This is my last contribution for the day. Work calls.

David Shemano writes:
> I don't see how you can say that test scores are meaningless.  It was on this 
> very point that the LA union lost credibility among the general public when 
> the LA Times published test scores by teacher recently.<

I'll let the issue of the value of standardized test scores go and
address other issues. (Luckily, my son is _very_ good at taking
standardized tests. Otherwise, he likely never would have graduated
from high school, since he has special needs.)

With _which_ public was it that the LA union lost credibility? all of
the people in LA? or just the upper-middle class and rich ones? the
one that David Shemano talks to? which one?

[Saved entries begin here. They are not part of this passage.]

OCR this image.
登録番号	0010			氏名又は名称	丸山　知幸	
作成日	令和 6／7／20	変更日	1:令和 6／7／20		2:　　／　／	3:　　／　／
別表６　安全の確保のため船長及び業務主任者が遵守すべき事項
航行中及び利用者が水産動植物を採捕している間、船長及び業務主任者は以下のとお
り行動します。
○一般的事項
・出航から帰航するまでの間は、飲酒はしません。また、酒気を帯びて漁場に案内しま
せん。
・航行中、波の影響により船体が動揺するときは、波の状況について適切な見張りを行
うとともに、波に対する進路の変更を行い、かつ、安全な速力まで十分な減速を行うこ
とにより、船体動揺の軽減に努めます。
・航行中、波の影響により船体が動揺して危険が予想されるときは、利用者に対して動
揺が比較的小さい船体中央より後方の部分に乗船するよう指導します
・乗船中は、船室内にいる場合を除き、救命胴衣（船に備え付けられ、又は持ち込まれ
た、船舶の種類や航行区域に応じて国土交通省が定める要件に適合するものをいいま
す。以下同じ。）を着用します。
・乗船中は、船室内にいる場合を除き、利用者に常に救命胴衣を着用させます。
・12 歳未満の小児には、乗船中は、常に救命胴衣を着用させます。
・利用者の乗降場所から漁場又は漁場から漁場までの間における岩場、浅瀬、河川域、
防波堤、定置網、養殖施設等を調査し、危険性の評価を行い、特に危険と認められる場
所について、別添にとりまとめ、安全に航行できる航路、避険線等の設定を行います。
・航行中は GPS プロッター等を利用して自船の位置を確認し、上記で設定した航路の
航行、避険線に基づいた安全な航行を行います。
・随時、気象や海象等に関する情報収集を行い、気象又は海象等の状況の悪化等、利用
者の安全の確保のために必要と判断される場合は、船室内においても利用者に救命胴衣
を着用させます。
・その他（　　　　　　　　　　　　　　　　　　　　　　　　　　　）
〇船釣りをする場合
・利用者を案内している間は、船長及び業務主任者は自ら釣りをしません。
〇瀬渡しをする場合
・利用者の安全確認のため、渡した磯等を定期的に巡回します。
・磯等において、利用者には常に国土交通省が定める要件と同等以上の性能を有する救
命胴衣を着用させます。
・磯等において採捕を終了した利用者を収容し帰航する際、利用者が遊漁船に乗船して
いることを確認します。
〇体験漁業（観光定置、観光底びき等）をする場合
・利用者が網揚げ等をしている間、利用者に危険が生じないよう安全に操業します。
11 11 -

By the way, following the precedent set by the LA TIMES, all of the
bar exams scores of all of the lawyers in California should be posted
on line, along with how many times they had to repeat the exam before
passing it, their ranks in their law-school graduating class, their
salaries, their win/loss record in court, their number of publications
in law journals (and the quality rankings of those journals), their
accusations of malfeasance, etc., etc. To make information-processing
more manageable, the state should give all lawyers a rating (based on
a weighted average of merit measures such as those I just listed,
using eminently objective weights) which should be also published on
line. It should be like the  signs that the Los Angeles Health
Department makes restaurants post in their windows: each lawyer should
be graded with an A, a B, or a C (based on a 100-point score), while
those who get lower grades would be shut down. Just as diners should
know if their restaurants are unhealthy, the lawyers' potential
customers should know, too. After all, a lawyer might be able to hurt
you much more than a restaurant can: you share private information,
etc.

If teachers don't have privacy rights (so that their personnel records
are made public), why should lawyers have them?
-- 
Jim Devine / "Segui il tuo corso, e lascia dir le genti." (Go your own
way and let people talk.) -- Karl, paraphrasing Dante.